Note de bas de page 23 :

Ces propos peuvent évoquer le concept d’« ex-istence » formalisé par le sinologue, helléniste et philosophe François Jullien – cité par Landowski dans son analyse de l’ajustement –, soit un décalage par rapport à une « appartenance-adhérence au monde » préparant l’enrichissement vers une « vie seconde » (Jullien, 2019, p. 103-104).

Que signifient au juste cet ajustement et cette « hybridation » maintes fois évoquée par l’artiste, « chercheure en anthropologie et en psychologie » ? Que laissent-ils entendre des continuités et des discontinuités animales, de l’identité humaine ? S’agit-il de jouer de la complexité, de la conjonction des contraires « soi » et « un autre », de rencontrer « un inconnu » (Jullien, 2019, p. 118) ou d’accéder à une révélation autre ? Les expériences artistiques menées avec Benoît Mangin, Manon Laval-Jeantet l’indique, sont un peu borderline (2011b, p. 16). Pourtant, si elle évoque son désir de « transgresser [parfois] la barrière des espèces » (2011a, p. 154), un élargissement de « sa conscience sensible »23 « grâce à une modification de la perception produite par un animal qu’[elle] n'[est] pas », sa complexification augmentée « d’une personnalité supplémentaire, chevaline » et gérée par le « “contrôle central” qui est chez l’artiste en grande partie lié à la conscience corporelle » (Ibid., p. 157), ailleurs c’est de continuum qu’il s’agit et de chamanisme et de ses rites, de ses « animaux tutélaires, qui ne f[eraient] que nous révéler notre nature animale profonde. » (2011b, p. 26) Les ontologies, les identités et leurs limites se chevauchent, signe de la complexité et de la difficulté de dire l’humain et nos relations à l’animalité ou aux non-humains, signe aussi de la capacité questionnante de l’art qui bouge ou bouleverse les limites.

Conclusion

À défaut de définition préalable et de limitation des acceptions de « la limite », nous avons préféré la guetter à différents endroits du champ de l’art.

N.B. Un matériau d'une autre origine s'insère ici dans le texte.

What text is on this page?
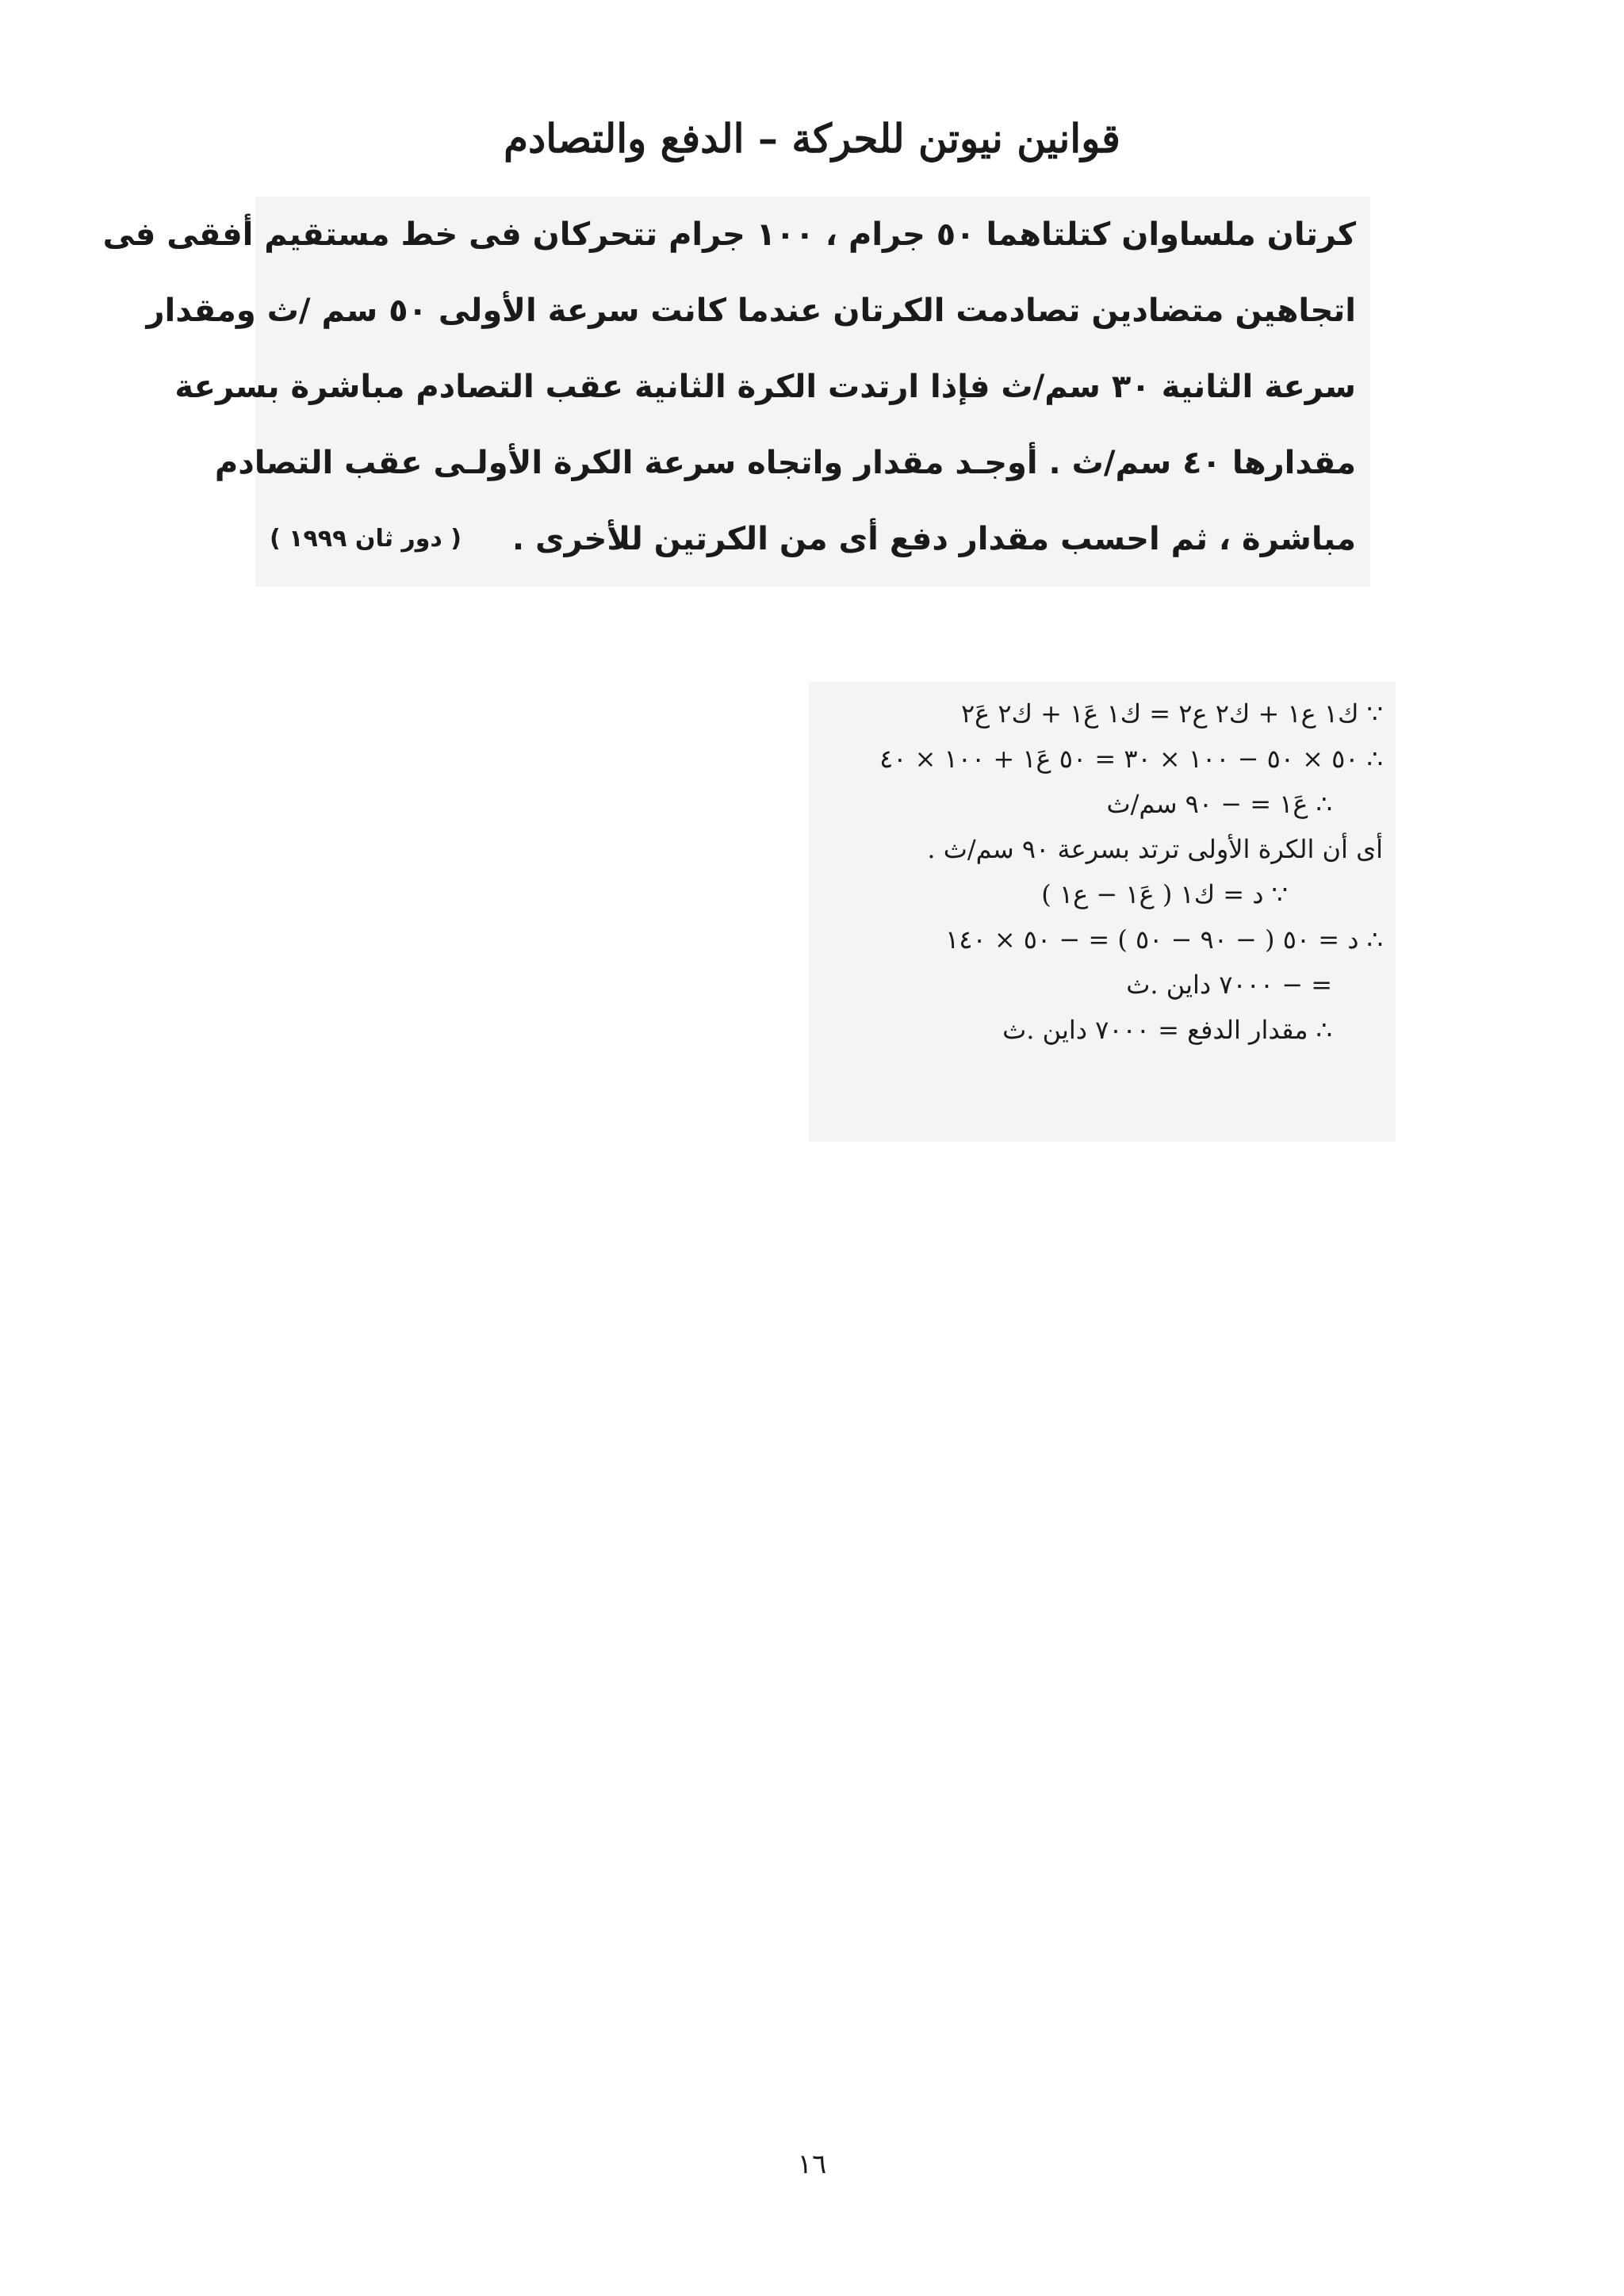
قوانين نيوتن للحركة – الدفع والتصادم
كرتان ملساوان كتلتاهما ٥٠ جرام ، ١٠٠ جرام تتحركان فى خط مستقيم أفقى فى
اتجاهين متضادين تصادمت الكرتان عندما كانت سرعة الأولى ٥٠ سم /ث ومقدار
سرعة الثانية ٣٠ سم/ث فإذا ارتدت الكرة الثانية عقب التصادم مباشرة بسرعة
مقدارها ٤٠ سم/ث . أوجـد مقدار واتجاه سرعة الكرة الأولـى عقب التصادم
مباشرة ، ثم احسب مقدار دفع أى من الكرتين للأخرى .
( دور ثان ١٩٩٩ )
∵ ك١ ع١ + ك٢ ع٢ = ك١ عَ١ + ك٢ عَ٢
∴ ٥٠ × ٥٠ − ١٠٠ × ٣٠ = ٥٠ عَ١ + ١٠٠ × ٤٠
∴ عَ١ = − ٩٠ سم/ث
أى أن الكرة الأولى ترتد بسرعة ٩٠ سم/ث .
∵ د = ك١ ( عَ١ − ع١ )
∴ د = ٥٠ ( − ٩٠ − ٥٠ ) = − ٥٠ × ١٤٠
= − ٧٠٠٠ داين .ث
∴ مقدار الدفع = ٧٠٠٠ داين .ث
١٦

Abstraites, figuratives ou figurées, les limites sont ainsi apparues multiples, omniprésentes en art et fondamentales en sémiotique. Limites des catégories, des classes et des concepts, elles ressortissent au jeu des oppositions qui font sens et des ensembles compréhensifs et sont alors apparues souvent incertaines et fluctuantes, floues, parfois même chevauchées et chevauchant d’autres limites isotopes. Limites spatio-temporelles des œuvres, bordure ou contour, borne ou dernière étape d’avant la disparition, elles sont apparues intenses et tensives, dupliquées ou gommées, en contraste, étirées ou concentrées, centripètes, et sources de valeurs sémantiques, passionnelles, énonciatives. L’étude des pratiques a invité à voir d’autres limites, éthiques ou artistiques. Quant au choix de privilégier des figures animales, il ne pouvait que nous inviter à regarder de plus près le traitement des limites anthropocentrées, d’explorer les distances et les ajustements nécessaires pour franchir les limites.